Qu’est ce que les Ndebele ? Un groupe de femmes tout sourire — quelques bambins dans leurs jupes — prenant la pose pour le touriste, engoncées dans des vêtements d’une conception très recherchée et dont les motifs colorés semblent avoir éclaboussé tout leur environnement?
Non les Ndebele sont bien plus que cela. Un peuple modèle en sociohistoire, dont l’admirable œuvre de résistance à l’oppression coloniale et raciale est jumelle de l’essor de sa culture si unique. Une honnêteté cependant à l’imagerie carte-postale: la justesse de la place centrale qu’elle semble accorder à la femme dans le monde ndebele et la réelle emprise esthétique qu’elle a sur ce monde… Car ce qu’on appelle « art ndebele », et qui depuis quelques années a atteint la reconnaissance internationale, est bel et bien de l’industrie des femmes seules.
La première impression que vous fait l’œuvre ndebele est celle d’un art paisible. En effet, malgré le recours à une palette relativement turbulente et à un arsenal hétéroclite de signes à la géométrie très libre, il n’y a pas de sentiment de heurts (une caractéristique qui inscrit résolument l’art ndebele dans la famille africaine).
Ce n’est pas dire que l’histoire de ce peuple fut un long fleuve tranquille. Elle charrie des événements d’une rare violence auxquels les ndebele ont toujours fait face dignement, par les armes et par l’art. Un différend entre le grand Shaka et un de ses lieutenants serait à l’origine de la création du groupe. Un bataillon de guerriers quitte le Kraal central et migre plus au Nord vers la région du Transvaal où il s’installe vers 1600. Les arrivants (on les appelle Matabele : les réfugiés) intègrent pacifiquement les populations locales et il va se développer petit à petit une culture originale riche des différents apports. Les Ndebele élaborent une identité plastique dont le moteur est bien évidemment la préoccupation de se définir en rupture avec la tradition-mère. De fait, l’art ndebele est zulu (Nguni)… la désinhibition plastique en plus. Le plus visible des expérimentations amorcées dès lors est cette éclosion chromatique qui tranche de beaucoup avec le brutalisme, la rigidité et l’aspect terne de la culture officielle de l’empire. Mais le véritable catalyseur de la révolution esthétique ndebele est à rechercher dans le fait colonial. Après avoir résisté farouchement aux fermiers Boers qui convoitaient les terres, ils sont défaits en 1837 et réduits en esclavage sur leur propre territoire. L’expansion britannique va s’avérer une ère de nouvelles révoltes réprimées dans le sang. Le Matabele est détruit en 1877 et les grandes déportations commencent. Le régime de l’Apartheid officiellement institué en 1948 finira de briser l’unité physique du groupe.
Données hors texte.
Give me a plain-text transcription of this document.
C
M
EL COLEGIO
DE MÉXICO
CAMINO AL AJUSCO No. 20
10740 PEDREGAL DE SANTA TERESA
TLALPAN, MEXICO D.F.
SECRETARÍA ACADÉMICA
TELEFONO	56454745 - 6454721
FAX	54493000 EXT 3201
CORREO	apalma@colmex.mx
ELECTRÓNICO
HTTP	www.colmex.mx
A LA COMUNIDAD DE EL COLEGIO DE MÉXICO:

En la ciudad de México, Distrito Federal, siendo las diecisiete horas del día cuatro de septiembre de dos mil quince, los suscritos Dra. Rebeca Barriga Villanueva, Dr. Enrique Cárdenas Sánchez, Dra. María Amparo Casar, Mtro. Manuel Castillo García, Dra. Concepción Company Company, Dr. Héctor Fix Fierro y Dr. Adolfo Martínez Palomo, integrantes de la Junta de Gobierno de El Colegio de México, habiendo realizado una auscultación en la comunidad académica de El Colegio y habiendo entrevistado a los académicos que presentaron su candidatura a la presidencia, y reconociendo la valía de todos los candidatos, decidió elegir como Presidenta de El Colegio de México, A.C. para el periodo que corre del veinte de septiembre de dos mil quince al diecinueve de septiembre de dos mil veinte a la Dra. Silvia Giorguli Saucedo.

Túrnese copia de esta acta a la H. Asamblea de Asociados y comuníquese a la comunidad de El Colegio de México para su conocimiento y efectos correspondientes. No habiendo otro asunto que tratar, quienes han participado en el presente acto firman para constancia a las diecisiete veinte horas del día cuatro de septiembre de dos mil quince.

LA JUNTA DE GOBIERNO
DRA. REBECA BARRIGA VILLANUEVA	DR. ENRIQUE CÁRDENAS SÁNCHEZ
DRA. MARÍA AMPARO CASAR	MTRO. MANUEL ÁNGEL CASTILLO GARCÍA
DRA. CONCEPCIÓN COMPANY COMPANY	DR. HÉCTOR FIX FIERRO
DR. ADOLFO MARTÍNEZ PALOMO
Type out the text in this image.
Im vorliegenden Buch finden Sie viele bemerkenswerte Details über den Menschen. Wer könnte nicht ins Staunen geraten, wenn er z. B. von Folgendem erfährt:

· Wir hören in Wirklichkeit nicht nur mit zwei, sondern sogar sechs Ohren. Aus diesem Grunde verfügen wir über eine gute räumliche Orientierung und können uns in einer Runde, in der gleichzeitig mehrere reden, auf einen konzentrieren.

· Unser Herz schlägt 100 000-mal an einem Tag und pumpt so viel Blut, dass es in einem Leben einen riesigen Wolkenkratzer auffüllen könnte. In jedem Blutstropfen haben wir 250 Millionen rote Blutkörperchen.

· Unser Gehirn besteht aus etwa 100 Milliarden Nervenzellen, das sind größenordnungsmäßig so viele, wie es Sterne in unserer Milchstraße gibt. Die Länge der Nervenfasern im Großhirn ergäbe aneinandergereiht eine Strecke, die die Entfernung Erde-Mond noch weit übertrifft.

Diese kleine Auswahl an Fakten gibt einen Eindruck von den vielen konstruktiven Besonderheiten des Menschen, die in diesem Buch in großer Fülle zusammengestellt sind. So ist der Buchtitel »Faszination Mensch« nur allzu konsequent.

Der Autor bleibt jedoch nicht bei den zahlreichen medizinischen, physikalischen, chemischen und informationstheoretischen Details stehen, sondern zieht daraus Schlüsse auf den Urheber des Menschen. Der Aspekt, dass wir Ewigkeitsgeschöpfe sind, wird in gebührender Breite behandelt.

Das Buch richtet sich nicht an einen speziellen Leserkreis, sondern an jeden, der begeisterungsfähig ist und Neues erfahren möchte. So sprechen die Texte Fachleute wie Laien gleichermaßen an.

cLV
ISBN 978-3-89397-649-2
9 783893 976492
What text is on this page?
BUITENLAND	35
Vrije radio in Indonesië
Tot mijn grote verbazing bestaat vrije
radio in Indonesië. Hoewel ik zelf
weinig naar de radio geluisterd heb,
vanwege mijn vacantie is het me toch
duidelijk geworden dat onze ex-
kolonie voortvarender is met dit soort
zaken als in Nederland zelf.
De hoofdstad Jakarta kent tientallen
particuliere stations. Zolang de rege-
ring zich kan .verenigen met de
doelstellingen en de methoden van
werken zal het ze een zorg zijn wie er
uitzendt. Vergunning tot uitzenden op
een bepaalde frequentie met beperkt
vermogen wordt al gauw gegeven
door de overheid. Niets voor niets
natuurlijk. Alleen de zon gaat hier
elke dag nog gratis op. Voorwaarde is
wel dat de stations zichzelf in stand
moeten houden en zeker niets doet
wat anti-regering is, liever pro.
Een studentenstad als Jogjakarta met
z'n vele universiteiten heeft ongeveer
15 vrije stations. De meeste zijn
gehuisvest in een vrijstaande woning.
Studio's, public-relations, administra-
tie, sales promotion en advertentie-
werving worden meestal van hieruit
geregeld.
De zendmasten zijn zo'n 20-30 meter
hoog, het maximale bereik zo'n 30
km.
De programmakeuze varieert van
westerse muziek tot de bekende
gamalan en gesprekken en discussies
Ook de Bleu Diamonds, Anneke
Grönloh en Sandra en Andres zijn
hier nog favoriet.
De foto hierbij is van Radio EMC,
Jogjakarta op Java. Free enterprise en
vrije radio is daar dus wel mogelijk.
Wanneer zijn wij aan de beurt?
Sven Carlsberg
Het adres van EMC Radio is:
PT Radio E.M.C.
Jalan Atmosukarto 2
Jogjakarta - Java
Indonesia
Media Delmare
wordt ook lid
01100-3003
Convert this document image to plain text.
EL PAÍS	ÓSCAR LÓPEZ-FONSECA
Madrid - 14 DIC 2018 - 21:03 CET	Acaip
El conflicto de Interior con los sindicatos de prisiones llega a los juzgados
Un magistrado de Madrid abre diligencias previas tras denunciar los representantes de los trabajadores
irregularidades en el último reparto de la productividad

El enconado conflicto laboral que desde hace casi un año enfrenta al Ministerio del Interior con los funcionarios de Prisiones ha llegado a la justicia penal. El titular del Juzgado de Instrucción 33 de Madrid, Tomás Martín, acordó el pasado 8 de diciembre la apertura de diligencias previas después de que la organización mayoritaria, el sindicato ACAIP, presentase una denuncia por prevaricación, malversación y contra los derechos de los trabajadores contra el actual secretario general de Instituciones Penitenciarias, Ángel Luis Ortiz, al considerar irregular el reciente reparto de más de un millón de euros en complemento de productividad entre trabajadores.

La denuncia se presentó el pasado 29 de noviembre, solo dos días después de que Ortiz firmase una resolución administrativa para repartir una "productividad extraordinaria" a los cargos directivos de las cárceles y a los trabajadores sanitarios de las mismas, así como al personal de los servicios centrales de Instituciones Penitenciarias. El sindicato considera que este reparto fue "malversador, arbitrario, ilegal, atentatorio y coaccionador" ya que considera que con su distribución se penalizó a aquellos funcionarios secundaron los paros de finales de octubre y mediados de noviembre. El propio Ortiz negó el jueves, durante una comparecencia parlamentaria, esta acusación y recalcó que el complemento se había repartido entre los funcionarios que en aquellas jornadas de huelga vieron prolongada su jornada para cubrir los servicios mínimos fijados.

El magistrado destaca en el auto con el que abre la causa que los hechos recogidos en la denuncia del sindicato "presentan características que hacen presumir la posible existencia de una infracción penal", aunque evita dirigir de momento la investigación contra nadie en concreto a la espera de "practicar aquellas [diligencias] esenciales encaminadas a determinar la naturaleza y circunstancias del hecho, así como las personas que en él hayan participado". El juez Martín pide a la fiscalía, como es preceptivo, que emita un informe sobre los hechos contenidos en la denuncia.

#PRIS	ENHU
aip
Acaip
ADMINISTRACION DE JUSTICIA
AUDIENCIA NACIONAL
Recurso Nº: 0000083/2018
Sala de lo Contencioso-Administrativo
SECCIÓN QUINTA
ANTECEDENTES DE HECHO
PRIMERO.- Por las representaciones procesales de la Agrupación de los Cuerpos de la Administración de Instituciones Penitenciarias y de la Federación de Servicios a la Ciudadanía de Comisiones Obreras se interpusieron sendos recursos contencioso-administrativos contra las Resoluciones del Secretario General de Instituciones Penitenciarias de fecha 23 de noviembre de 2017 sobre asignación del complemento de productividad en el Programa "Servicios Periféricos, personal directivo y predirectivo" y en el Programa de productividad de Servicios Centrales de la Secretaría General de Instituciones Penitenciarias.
Pendant toute cette période, l’art est apparu à la fois un outil de combat (les peintures servaient à l’information et à la communication entre les différents réseaux), un facteur de résilience, le ciment culturel et l’affirmation d’une identité qui n’entendait pas disparaître. Un esprit que résume bien cette déclaration du chef Somabulano faite aux Anglais lors de la révolte de 1896 : « …vous ne pourrez jamais faire des Amandabele des chiens. Vous pourrez seulement les exterminer. Mais les Fils des Étoiles ne seront jamais des chiens.»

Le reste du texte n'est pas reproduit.